In Protein profile studies, all the treated samples were analysed for their proteomic profile using SDS PAGE and it was observed that protein of 23,420 D was most prominent in all samples (Figure 3). This may be of Glycine rich Protein (works on defence mechanism) which is already reported in Curcuma comosa [23]. There are some reports that support the hypothesis that biological damage mediated by the occurrence of ROS can be generated by abiotic stress [24-26]. The expression of protein (based on intensity of the bands) was reduced in treated samples as compared to control; this may be due to the formation of Reactive Oxygen species (ROS) in culture condition and which modified the protein.

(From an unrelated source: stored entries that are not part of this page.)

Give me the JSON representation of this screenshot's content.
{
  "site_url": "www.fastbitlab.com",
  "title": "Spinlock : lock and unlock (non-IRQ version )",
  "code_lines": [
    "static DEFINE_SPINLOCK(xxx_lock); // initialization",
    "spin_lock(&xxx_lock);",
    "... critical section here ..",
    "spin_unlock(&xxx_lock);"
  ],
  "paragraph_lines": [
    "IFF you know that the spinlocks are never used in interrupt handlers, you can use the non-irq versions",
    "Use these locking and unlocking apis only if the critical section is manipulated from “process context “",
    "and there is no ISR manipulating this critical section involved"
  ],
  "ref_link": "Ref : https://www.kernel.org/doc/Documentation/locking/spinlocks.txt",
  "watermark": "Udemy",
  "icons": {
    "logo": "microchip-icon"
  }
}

In this case, increased level of sucrose than MS media (5%) has been added to Curcuma longa culture media, which is known inducer of oxidative stress (abiotic stress) and eventually the Curcumin production is increased. The protein profile expression was down regulated in all treated samples. Maximum intensity is expressed by tissue grown in Tyrosine 40 mg/100 ml (Relative intensity of Glycine rich protein: 65.53% w.r.t control) which is comparable to control (Table 2). The significant part of the research is to use the plant explants as source to develop immobilize culture and static culture rather than callus in Zenk production media, which reduce the time as well as expenditure and is new protocol; (Table 1). Large number of studies has focussed on the production of secondary metabolites in C. longa. However the exact mechanisms of ROS generation and its implication on the synthesis of stress specific metabolites have remained unanswered. The present study is a preliminary indicator of the changes in stress related proteins (e.g. possibly Glycine Rich Protein) with respect to induction of abiotic stress. Further studies encompassing complete proteome profiles are warranted to understand the mechanisms behind such phenomenon. After observing the results, it can be assumed that in stress condition, the protein may take part in the biosynthesis of Curcumin and itself get reduced .The present study is useful for the pharmaceutical industries which can enhance the Curcumin production by giving abiotic stress. These will not only enlighten us regarding the molecular mechanisms of plant stress physiology, but shall also provide new insights into developing protocols to enhance plant secondary metabolites.